Alleviating Class-wise Gradient Imbalance for Pulmonary Airway Segmentation
This work provides a solution for medical image analysis, specifically improving automated pulmonary airway segmentation for clinicians, which is crucial for pre-operative diagnosis and intra-operative navigation.
The paper addresses the challenge of pulmonary airway segmentation, particularly for small peripheral bronchi, which suffer from severe class imbalance and gradient erosion. The authors propose a method using group supervision with WingsNet and a General Union loss function to enhance gradient flow and adaptively tune gradient ratios, resulting in higher accuracy and better morphological completeness compared to baselines.

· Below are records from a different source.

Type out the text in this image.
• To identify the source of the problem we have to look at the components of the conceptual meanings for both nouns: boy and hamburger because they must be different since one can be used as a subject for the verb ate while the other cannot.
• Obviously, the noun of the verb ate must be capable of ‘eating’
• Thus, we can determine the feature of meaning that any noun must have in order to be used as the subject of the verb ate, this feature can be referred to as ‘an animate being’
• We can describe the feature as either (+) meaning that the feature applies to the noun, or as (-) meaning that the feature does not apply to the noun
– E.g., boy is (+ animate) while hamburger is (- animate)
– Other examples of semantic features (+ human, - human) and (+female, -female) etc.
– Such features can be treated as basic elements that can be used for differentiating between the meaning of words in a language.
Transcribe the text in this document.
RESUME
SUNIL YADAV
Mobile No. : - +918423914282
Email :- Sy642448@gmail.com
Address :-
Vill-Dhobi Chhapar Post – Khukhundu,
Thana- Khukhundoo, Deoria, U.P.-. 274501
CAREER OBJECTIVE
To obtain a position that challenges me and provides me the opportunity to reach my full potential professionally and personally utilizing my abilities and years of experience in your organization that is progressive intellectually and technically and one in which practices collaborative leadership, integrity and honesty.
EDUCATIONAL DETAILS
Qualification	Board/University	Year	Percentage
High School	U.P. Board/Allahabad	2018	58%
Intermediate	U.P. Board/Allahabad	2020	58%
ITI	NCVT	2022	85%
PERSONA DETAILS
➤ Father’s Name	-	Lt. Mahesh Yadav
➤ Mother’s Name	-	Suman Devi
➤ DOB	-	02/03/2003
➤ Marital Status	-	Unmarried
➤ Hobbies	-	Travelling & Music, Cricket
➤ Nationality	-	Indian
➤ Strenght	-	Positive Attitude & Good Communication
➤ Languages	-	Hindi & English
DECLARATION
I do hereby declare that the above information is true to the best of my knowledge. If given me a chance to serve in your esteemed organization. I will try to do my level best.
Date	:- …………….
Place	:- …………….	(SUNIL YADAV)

Automated airway segmentation is a prerequisite for pre-operative diagnosis and intra-operative navigation for pulmonary intervention. Due to the small size and scattered spatial distribution of peripheral bronchi, this is hampered by severe class imbalance between foreground and background regions, which makes it challenging for CNN-based methods to parse distal small airways. In this paper, we demonstrate that this problem is arisen by gradient erosion and dilation of the neighborhood voxels. During back-propagation, if the ratio of the foreground gradient to background gradient is small while the class imbalance is local, the foreground gradients can be eroded by their neighborhoods. This process cumulatively increases the noise information included in the gradient flow from top layers to the bottom ones, limiting the learning of small structures in CNNs. To alleviate this problem, we use group supervision and the corresponding WingsNet to provide complementary gradient flows to enhance the training of shallow layers. To further address the intra-class imbalance between large and small airways, we design a General Union loss function which obviates the impact of airway size by distance-based weights and adaptively tunes the gradient ratio based on the learning process. Extensive experiments on public datasets demonstrate that the proposed method can predict the airway structures with higher accuracy and better morphological completeness than the baselines.